Bernese Mountain Dog breeders can be found on our Network

Alternative Name

Berner Sennenhund, Bouvier Bernois, Dürrbächler (nick Berner), The Berne Herdsman's Dog

Basic Information

The Bernese Mountain Dog, also known as Berner Sennenhund or Bouvier Bernois, stands as a versatile and majestic cattle-herding and farm dog with roots in the canton of Berne, Switzerland. This tri-colored giant of a dog boasts a size ranging from 23 to 27.5 inches (58-70 cm) at the withers, showcasing its impressive stature. While breed standards typically omit weight specifications, Berners generally fall within the range of 70 to 130 pounds (32-60 kg). Instantly recognizable by its distinctive tricolor pattern — a beautiful blend of black, rich tan, and white — the Bernese Mountain Dog captivates with its unique markings, including a white "Swiss cross" on the chest when viewed from the front in a sitting position. The breed's expressive dark brown eyes add to its charm.


Despite their majestic appearance, Bernese Mountain Dogs face health challenges due to a somewhat narrow genetic base. Hereditary diseases such as malignant histiocytosis, mastocytoma, lymphosarcoma, fibrosarcoma, and osteosarcoma are common. Issues like hip dysplasia, elbow dysplasia, osteoarthritis, aortic stenosis, autoimmune problems, and kidney issues are also prevalent. The breed is known for a higher occurrence of stillborn young, indicating concerns about inbreeding depression. While slow to mature, Berners, unfortunately, do not have an extensive lifespan, with the average being around seven years. The prevalence of cancers contributes to this shorter lifespan, prompting the saying among the Swiss that a ten-year-old Berner is a very old one.

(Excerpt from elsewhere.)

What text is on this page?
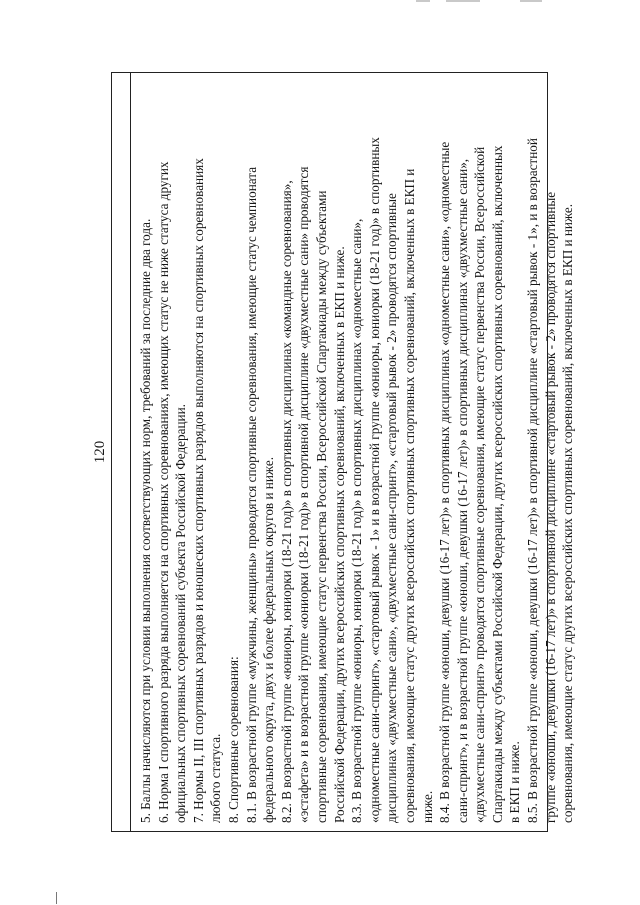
120 5. Баллы начисляются при условии выполнения соответствующих норм, требований за последние два года. 6. Норма I спортивного разряда выполняется на спортивных соревнованиях, имеющих статус не ниже статуса других официальных спортивных соревнований субъекта Российской Федерации. 7. Нормы II, III спортивных разрядов и юношеских спортивных разрядов выполняются на спортивных соревнованиях любого статуса. 8. Спортивные соревнования: 8.1. В возрастной группе «мужчины, женщины» проводятся спортивные соревнования, имеющие статус чемпионата федерального округа, двух и более федеральных округов и ниже. 8.2. В возрастной группе «юниоры, юниорки (18-21 год)» в спортивных дисциплинах «командные соревнования», «эстафета» и в возрастной группе «юниорки (18-21 год)» в спортивной дисциплине «двухместные сани» проводятся спортивные соревнования, имеющие статус первенства России, Всероссийской Спартакиады между субъектами Российской Федерации, других всероссийских спортивных соревнований, включенных в ЕКП и ниже. 8.3. В возрастной группе «юниоры, юниорки (18-21 год)» в спортивных дисциплинах «одноместные сани», «одноместные сани-спринт», «стартовый рывок - 1» и в возрастной группе «юниоры, юниорки (18-21 год)» в спортивных дисциплинах «двухместные сани», «двухместные сани-спринт», «стартовый рывок - 2» проводятся спортивные соревнования, имеющие статус других всероссийских спортивных спортивных соревнований, включенных в ЕКП и ниже. 8.4. В возрастной группе «юноши, девушки (16-17 лет)» в спортивных дисциплинах «одноместные сани», «одноместные сани-спринт», и в возрастной группе «юноши, девушки (16-17 лет)» в спортивных дисциплинах «двухместные сани», «двухместные сани-спринт» проводятся спортивные соревнования, имеющие статус первенства России, Всероссийской Спартакиады между субъектами Российской Федерации, других всероссийских спортивных соревнований, включенных в ЕКП и ниже. 8.5. В возрастной группе «юноши, девушки (16-17 лет)» в спортивной дисциплине «стартовый рывок - 1», и в возрастной группе «юноши, девушки (16-17 лет)» в спортивной дисциплине «стартовый рывок - 2» проводятся спортивные соревнования, имеющие статус других всероссийских спортивных соревнований, включенных в ЕКП и ниже.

Berner Sennenhunds are outdoor enthusiasts with a gentle demeanor indoors. They require regular activity and exercise, although their endurance may not be extensive. Surprising for their size, Berners can exhibit bursts of speed when motivated. Their temperament is a highlight — affectionate, loyal, faithful, stable, and intelligent. These qualities make them exceptional family pets. Training is possible, but patience and consistency are key, as Berners need time to ponder and understand. The breed's stability in temperament, patience, and loving nature contribute to its popularity.




The history of the Bernese Mountain Dog is deeply rooted in Swiss farm villages, where it served as a versatile working dog. Tasks included herding livestock, hauling carts laden with milk cans and farm goods, and acting as a reliable flock guardian. The breed faced near extinction in the late 1800s but was rescued by the determined efforts of Swiss cynologist Herr Franz Schertenleib around the turn of the century. This rescue effort ensured the preservation and continued legacy of this magnificent Swiss breed.